Был Пушкин — эллин. (Все же пусть не Байрон!)
А эллины писали не для дам.
Нам эллинизм ничто и не в чести.
Аннексия трилистника-трико! —
Ну Анненский! Наш сад многолистажен.
О трикотаже: Муза Мандельштама
была обмундирована в хитон
без пуговиц…
Кузмин казним форелью…
Стой зависть! Пересмешник-переводчик:
у нас есть крепость, в крепости есть кресла, —
пиши по шее получай свой сикль.
Чей сад? Чьи вам читатель чудеса? —
плюмбум свинца? или сонет свинины?
библейки? рильки? лорки? элюарки? —
чья форма — арифметика для рифм?..
Четырехстопный ямб менаду ел,
он чтой-то чересчур четвероног,
четвероножье же — питающ млеком…
О ртуть моя! Журнал моя! До боли
нам ясен путь: он — пятистопный ямб.
Хотя бы тем, что не хитер в трахеях,
не скалит клык, услуг не платит плугом,
не хвалится хвостом, как волкодав
(клыком ухватит волка, — все же трусит,
все ж — волк, а сей — из своры, свой, дворняг!),
не омолаживатель муз-молочниц
и не молоконосец этажей
ажиотажа… Чьим-то человеком
с вассальными власами, без лампад
не станет весь как есть на четвереньки:
две кисти на кровать, две босиком
на коврике, — о вынимай… вино!
Мой стих мне ближе зарисовкой Зверя…
Так в летописях Дария был пес.
Ну мускулы, ну челюсти калмыка,
ну молнья в беге, в битве так, как в битве…
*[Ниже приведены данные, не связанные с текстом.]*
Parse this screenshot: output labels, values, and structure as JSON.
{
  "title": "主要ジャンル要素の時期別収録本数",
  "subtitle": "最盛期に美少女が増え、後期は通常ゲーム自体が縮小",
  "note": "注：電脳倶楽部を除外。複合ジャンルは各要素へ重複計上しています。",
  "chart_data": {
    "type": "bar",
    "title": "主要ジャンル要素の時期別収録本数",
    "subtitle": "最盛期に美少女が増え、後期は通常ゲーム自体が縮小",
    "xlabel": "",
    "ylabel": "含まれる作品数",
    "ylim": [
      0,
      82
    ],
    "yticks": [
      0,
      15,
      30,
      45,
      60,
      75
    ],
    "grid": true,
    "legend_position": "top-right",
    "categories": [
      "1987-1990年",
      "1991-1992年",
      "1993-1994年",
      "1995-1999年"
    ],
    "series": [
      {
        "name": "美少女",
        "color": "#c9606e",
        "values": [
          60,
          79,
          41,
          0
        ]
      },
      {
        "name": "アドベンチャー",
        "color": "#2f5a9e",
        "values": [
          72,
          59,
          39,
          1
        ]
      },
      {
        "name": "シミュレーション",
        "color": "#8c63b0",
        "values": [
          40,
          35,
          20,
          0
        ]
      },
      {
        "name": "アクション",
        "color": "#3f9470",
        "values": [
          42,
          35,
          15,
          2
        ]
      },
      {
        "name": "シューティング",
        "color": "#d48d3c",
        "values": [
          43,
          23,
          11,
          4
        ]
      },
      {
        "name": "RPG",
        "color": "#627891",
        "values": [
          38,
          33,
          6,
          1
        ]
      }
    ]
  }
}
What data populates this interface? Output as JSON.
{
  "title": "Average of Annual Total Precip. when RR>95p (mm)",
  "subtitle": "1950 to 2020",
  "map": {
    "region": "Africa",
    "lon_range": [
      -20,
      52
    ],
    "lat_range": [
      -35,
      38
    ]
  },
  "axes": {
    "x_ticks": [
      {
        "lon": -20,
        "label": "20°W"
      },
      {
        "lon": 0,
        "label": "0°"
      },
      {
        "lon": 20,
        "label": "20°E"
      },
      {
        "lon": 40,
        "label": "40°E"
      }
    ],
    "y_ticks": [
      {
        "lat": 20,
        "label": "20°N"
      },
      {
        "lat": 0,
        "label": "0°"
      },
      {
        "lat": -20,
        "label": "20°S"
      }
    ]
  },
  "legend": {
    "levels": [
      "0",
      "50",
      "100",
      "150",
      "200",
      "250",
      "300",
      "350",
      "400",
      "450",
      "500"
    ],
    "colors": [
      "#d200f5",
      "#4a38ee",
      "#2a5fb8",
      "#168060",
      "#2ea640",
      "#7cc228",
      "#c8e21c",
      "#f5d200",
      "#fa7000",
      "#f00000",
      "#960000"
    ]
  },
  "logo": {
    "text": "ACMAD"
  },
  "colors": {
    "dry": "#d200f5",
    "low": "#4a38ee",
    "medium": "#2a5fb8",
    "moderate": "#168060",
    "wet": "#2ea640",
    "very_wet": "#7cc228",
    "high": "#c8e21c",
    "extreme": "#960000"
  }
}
друг человека… Дарий одарил
в знак дружелюбья (дружелюбье бойни!)
кого бы? — Александра! кем бы? — псом!..
«Я в Индию иду! Там — индеалы!
Моим солдатам зерен нет неделю!
Мои рабы без рыбы и без баб!
На что мне пес — он меч мне не наточит!»
И здесь узрел он узел издевательств.
«На что способен сей?» — все ж вопросил.
«Сейчас лежит», — ответил просто — перс.
«Так запусти ему на драку барса,
пусть он — поступит!» Дарий запустил.
Барс бросился; по правилам пирата;
ревел, как на раба, кусал клыком!..
каменья кварца, восклицая воздух
в окружности на пятьдесят в шагах.
«Где бой? Где крови кружево? Где шкура
пятнистая?» — маячил Македонский.
«Пес, думается, спит. А барс боится», —
ответил Дарий… Барса увели.
И вывели слона. В столбах и в силе.
Из пасти бас из хобота из кобра!
И бивня было два — как двойня смерти…
в окружности на двадцать пять в шагах.
«Что пес, — постится? — взвился Александр. —
Сломай слона! Уйми его, ублюдка!»
Но перс сказал: «Я думаю, он дремлет.
Слон трусит». Пес не дрогнул, пес дремал.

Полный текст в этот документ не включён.